Average nucleotide identity heatmap of (A) M. whartonense genomes and MAGs, MAG EntAcro1, and Mesoplasma reference genomes, and (B) S. attinicola genomes, MAG EntAcro10, and Spiroplasma reference genomes, produced by anvi’o. Asterisks indicate MAGs, and bold names indicate our isolate genomes. The ^ indicates the NCBI (SRR6082029) genome, and colors indicate the state from which strains or MAGs were collected.

Fig 4

Representative gene function predictions for ant-associated Spiroplasma and Mesoplasma, as predicted using RAST. Orange colors indicate genes present for Spiroplasma, and blue indicates genes present for Mesoplasma.

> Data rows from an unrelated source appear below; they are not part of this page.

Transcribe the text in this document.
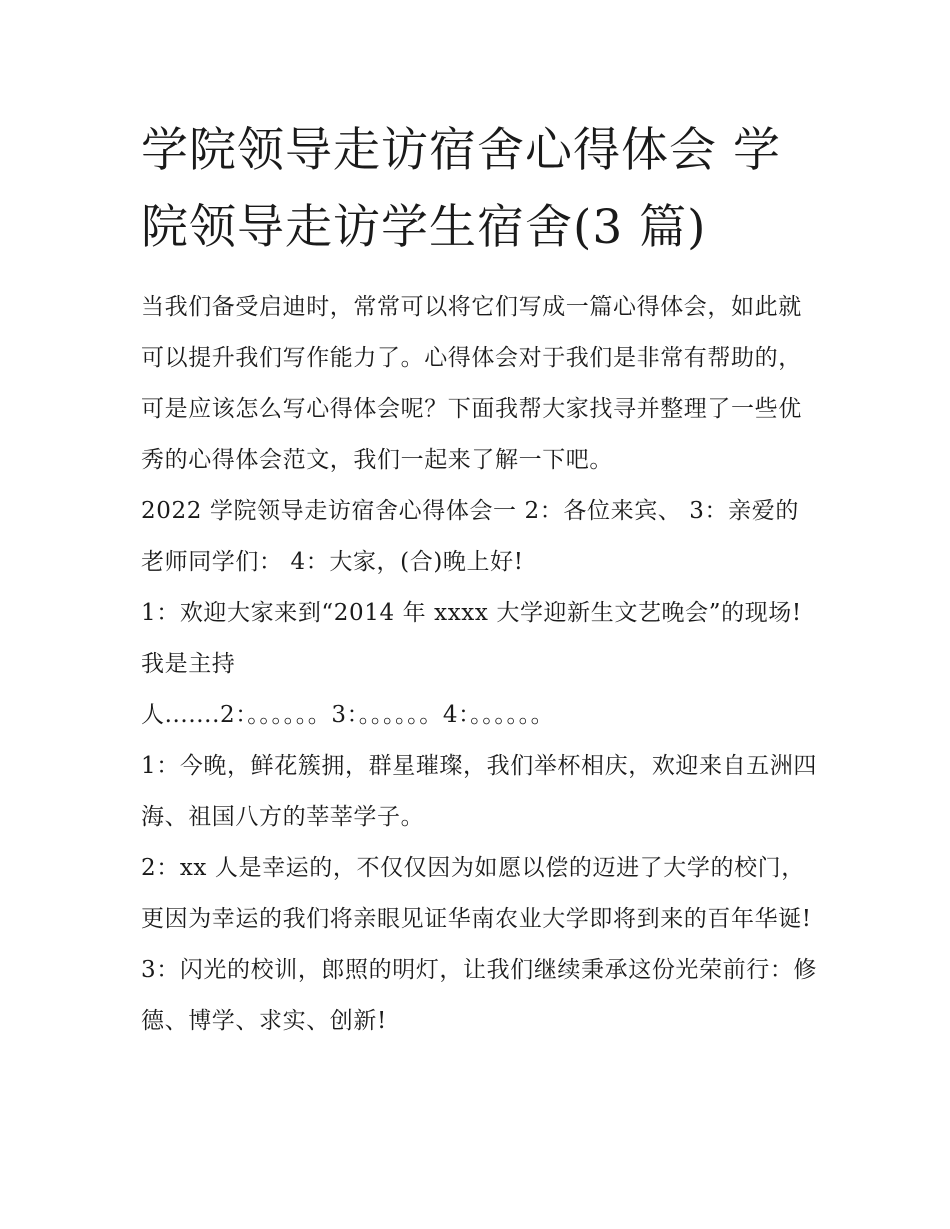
学院领导走访宿舍心得体会 学
院领导走访学生宿舍(3 篇)

当我们备受启迪时，常常可以将它们写成一篇心得体会，如此就可以提升我们写作能力了。心得体会对于我们是非常有帮助的，可是应该怎么写心得体会呢？下面我帮大家找寻并整理了一些优秀的心得体会范文，我们一起来了解一下吧。

2022 学院领导走访宿舍心得体会一 2：各位来宾、 3：亲爱的老师同学们： 4：大家，(合)晚上好!

1：欢迎大家来到“2014 年 xxxx 大学迎新生文艺晚会”的现场!我是主持

人.......2：。。。。。。3：。。。。。。4：。。。。。。

1：今晚，鲜花簇拥，群星璀璨，我们举杯相庆，欢迎来自五洲四海、祖国八方的莘莘学子。

2：xx 人是幸运的，不仅仅因为如愿以偿的迈进了大学的校门，更因为幸运的我们将亲眼见证华南农业大学即将到来的百年华诞!

3：闪光的校训，郎照的明灯，让我们继续秉承这份光荣前行：修德、博学、求实、创新!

The lighter of each color denotes genes present in MAGs EntAcro1 or EntAcro10. White indicates absence.

Fig 5

Representative catabolic pathways in M. whartonense (left) and S. attinicola (right). Anabolic reactions are not shown, and reactions are not balanced. Major predicted catabolic substrates and products are bolded.

Fig 6

Results of phenotypic tests and growth at varying temperatures. Orange colors indicate phenotypes observed for Spiroplasma, and blue indicates phenotypes observed for Mesoplasma. The lighter of each color denotes phenotypes observed for the control strain, S. platyhelix or M. lactucae. White indicates no phenotype was observed.

Fig 7

Transmission electron microscope imaging of M. whartonense strain JKS002660 (A) and S. attinicola strain JKS002670 (B).